Thursday, 22 March 2012

Jasmine's Relationships with Women

Jasmine does not seem to interact much with women. Back when she was Jyoti, she listened to the village women as "[t]hey squatted in a row and gossiped" (54) during "'Ladie's Hour'"(55). "The women's strategy was to stick together," Jasmine tells us (55). Oddly enough, this is comparable Jasmine's relationship with Wylie. Wylie explains to Jasmine that they are "family; in a family don't sisters sometimes fight?" she adds (178). There is a feeling of togetherness between these women that can be related to my favourite line in Mary Oliver's poem "Wild Geese": "Tell me your despair, yours, and I will tell you mine." The idea of female togetherness and unity among women through difficulty is found in both parts of Jasmine's life. In Hasnapur, Jasmine and the other women "stick together" in order to avoid the "perverts from the village across the stream [who] sat on their bank and ogled at" them (55). In New York City with Wylie, they are united by the difficulty that Wylie faces: first, in that her daughter Duff considers Jasmine her "mummy" (instead of just a "day mummy") and secondly, when Wylie decides to leave Taylor (178). Jasmine's relationship with these women are rooted in a feeling of togetherness in that they are all women. Wylie can confide in Jasmine, because she is a women, a "sister" in the fight against problems, and the women from Hasnapur are bonded by fighting against problems as well; they want protection against men, safety from the "wild geese."

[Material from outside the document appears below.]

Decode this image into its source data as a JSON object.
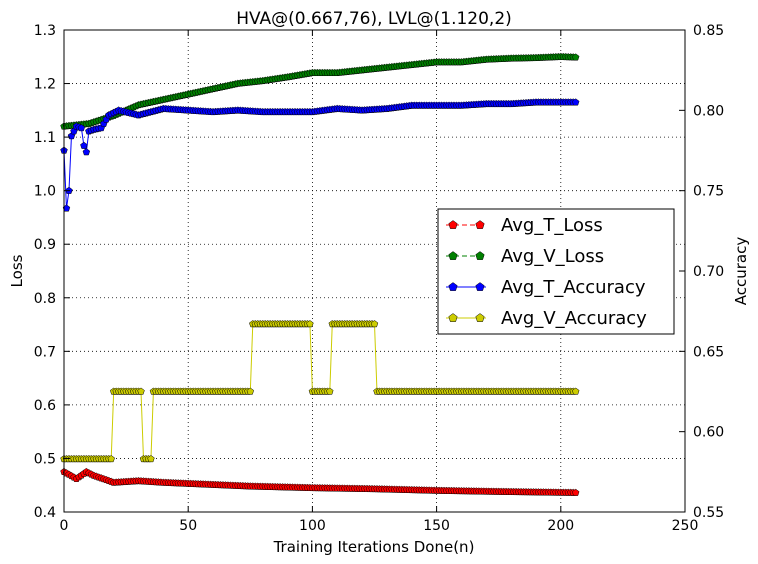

Jasmine has only had positive experiences with other women; she has close relationships with them, as we see from these two examples. However, when it comes to Bud's ex-wife Karin, a side of Jasmine comes out that we, as readers, have not seen before. When Jasmine and Karin encountered each other in the supermarket, Karin catches Jasmine "reaching for an apple pie," (195-196) and thinks, "She must have baked them from scratch for Bud" when they were married (196). This is the first moment we glimpse competition between these two women. It shows Jasmine's criticism of herself. Whenever she competes with Karin, comparing herself to Bud's ex-wife, she puts herself down. This is shown again when Jasmine says, "Karin would have read the signals" when Harlan was going to shoot Bud, pointing to the fact that Jasmine did not (198). This behaviour is something we haven't seen among women yet in the book, but is very common in The Handmaid's Tale where competition among Handmaid is based largely on fertility, pregnancy, and then providing a healthy child. Instead, in Jasmine, women - except, clearly, for Karin and Jasmine's relationship - seem to bond with one another and be close-knit, just like the women in Hasnapur during "'Ladie's Hour'"(55) and the "sisters" Wylie and Jasmine (178).